North Korea on Sunday conducted its sixth and most powerful nuclear test, claiming that it was of an advanced hydrogen bomb for a long-range missile.
In a televised announcement, it said the hydrogen bomb test had been ordered by top leader Kim Jong-un and that the underground explosion was a “perfect success”.
The bomb was designed to be mounted on the nation’s newly developed intercontinental ballistic missile (ICBM), Reuters cited Pyongyang as saying.
The test had registered with international seismic agencies as a man-made earthquake.
Japanese and South Korean officials were quoted as saying that the tremor was about 10 times more powerful than the one picked up after North Korea’s last nuclear test a year ago.

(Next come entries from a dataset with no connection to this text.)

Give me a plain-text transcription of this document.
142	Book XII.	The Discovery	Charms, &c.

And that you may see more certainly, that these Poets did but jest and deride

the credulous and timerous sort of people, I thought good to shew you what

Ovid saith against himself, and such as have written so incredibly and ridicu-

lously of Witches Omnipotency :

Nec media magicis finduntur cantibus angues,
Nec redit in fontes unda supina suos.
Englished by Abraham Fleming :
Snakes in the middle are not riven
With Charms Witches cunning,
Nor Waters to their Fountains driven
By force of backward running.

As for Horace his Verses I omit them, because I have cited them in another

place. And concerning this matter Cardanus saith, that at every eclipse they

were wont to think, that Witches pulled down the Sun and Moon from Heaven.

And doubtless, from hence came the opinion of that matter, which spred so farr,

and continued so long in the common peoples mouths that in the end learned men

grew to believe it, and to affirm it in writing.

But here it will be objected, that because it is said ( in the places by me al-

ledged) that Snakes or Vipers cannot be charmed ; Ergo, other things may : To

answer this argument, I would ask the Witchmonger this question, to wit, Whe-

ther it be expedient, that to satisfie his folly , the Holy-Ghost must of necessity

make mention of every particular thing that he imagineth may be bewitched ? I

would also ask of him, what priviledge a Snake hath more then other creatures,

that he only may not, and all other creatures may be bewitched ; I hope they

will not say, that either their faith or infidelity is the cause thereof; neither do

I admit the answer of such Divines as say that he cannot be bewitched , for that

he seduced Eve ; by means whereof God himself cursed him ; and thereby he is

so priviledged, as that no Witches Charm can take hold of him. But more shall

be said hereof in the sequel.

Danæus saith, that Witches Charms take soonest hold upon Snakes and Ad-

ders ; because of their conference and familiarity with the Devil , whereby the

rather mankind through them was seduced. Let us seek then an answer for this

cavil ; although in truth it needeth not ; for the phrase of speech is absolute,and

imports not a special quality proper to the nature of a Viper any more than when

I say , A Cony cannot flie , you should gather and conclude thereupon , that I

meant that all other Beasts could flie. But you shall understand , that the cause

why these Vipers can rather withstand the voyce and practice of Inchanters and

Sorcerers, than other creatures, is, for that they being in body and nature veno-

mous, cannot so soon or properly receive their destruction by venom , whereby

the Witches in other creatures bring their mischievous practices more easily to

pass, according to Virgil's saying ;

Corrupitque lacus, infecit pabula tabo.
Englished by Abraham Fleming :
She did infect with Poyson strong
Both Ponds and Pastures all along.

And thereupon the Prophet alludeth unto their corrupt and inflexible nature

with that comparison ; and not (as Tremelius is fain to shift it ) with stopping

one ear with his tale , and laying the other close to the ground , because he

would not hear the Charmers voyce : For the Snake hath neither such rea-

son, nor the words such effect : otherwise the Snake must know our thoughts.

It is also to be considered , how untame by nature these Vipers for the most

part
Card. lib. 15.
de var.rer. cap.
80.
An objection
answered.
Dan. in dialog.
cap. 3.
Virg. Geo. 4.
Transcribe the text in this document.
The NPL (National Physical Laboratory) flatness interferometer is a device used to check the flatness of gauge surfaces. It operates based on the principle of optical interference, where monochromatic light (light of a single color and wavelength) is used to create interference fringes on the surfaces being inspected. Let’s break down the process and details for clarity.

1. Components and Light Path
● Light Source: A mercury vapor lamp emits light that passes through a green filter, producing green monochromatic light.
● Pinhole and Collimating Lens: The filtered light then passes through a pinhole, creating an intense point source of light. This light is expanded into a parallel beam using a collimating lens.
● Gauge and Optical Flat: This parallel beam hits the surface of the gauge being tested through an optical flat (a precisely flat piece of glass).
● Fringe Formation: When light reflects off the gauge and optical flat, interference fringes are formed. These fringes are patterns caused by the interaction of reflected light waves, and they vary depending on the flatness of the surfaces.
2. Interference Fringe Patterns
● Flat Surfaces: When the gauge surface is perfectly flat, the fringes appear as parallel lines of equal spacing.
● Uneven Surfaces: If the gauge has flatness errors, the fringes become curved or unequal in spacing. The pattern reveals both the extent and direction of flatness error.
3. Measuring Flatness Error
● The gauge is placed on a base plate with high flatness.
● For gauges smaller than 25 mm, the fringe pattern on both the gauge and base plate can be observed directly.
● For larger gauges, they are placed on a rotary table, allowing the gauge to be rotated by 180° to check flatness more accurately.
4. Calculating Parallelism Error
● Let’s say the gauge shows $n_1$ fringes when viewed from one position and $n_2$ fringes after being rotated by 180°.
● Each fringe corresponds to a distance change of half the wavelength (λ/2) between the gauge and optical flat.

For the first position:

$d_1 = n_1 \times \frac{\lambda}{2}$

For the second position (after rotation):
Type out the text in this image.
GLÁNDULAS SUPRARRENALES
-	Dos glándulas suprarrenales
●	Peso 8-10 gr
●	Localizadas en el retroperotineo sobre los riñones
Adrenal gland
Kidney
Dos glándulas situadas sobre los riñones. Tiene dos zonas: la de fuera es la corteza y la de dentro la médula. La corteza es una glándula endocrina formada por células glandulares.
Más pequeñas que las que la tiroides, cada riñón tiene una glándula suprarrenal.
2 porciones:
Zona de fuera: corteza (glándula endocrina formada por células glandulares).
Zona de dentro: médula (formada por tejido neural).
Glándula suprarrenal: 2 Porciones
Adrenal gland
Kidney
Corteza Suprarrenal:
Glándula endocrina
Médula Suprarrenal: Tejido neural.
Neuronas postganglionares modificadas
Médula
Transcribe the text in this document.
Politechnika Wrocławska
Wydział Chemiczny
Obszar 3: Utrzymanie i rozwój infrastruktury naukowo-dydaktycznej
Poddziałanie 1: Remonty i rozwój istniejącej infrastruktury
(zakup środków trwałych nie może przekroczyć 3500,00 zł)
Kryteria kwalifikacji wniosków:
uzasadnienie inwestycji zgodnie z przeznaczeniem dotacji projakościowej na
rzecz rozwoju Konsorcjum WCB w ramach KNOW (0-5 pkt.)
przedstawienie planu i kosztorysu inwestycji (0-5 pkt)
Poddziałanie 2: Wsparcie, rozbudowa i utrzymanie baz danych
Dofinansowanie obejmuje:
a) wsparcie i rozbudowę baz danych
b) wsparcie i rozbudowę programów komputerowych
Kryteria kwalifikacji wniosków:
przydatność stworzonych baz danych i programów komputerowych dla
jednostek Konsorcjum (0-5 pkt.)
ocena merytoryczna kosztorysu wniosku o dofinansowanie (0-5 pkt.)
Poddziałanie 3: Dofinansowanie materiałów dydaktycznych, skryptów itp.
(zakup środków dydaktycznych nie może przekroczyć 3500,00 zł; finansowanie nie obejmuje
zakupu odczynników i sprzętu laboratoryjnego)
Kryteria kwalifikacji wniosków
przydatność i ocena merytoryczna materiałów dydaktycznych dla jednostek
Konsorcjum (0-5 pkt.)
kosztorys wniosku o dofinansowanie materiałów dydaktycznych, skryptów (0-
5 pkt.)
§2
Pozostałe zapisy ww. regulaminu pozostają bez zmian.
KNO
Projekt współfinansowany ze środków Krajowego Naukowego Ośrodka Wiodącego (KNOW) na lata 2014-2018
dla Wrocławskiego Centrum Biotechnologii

The latest test prompted alarm and angry reactions from Washington, which warned of a “massive” military response if the US or its allies were threatened.
“Any threat to the United States or its territories, including Guam or our allies will be met with a massive military response, a response both effective and overwhelming,” US Defense Secretary Jim Mattis said after a meeting with President Donald Trump and his national security team.
Trump earlier in the day refused to rule out military action and threatened to cut off trade with any country doing business with Pyongyang.
Asked while leaving a church service whether the US would attack North Korea, Trump replied: “We’ll see.”
Early Monday in Seoul, South Korea’s military confirmed it had carried out missile drills in response to the North’s nuclear test.
Despite the tough talk, the immediate focus of the international response was expected to be on tougher economic sanctions against Pyongyang, Reuters noted.
The United Nations Security Council is scheduled to meet on Monday to discuss the nuclear test.
Diplomats have said the council could now consider banning Pyongyang’s textile exports and the country’s national airline, stop supplies of oil to the government and military, prevent North Koreans from working abroad and add top officials to a blacklist to subject them to an asset freeze and travel ban.
US Treasury Secretary Steve Mnuchin said on Sunday that he would put together a package of new sanctions to potentially cut off all trade with North Korea.
After weeks of profound tensions over North Korea’s nuclear program, the size and scope of the latest test set off a new round of diplomatic handwringing.
Chinese President Xi Jinping and Russian President Vladimir Putin, who met on the sidelines of a BRICS summit in China, agreed to “appropriately deal” with North Korea’s nuclear test, Xinhua news agency reported.
China said it strongly condemned the nuclear test and urged Pyongyang to stop its “wrong” actions.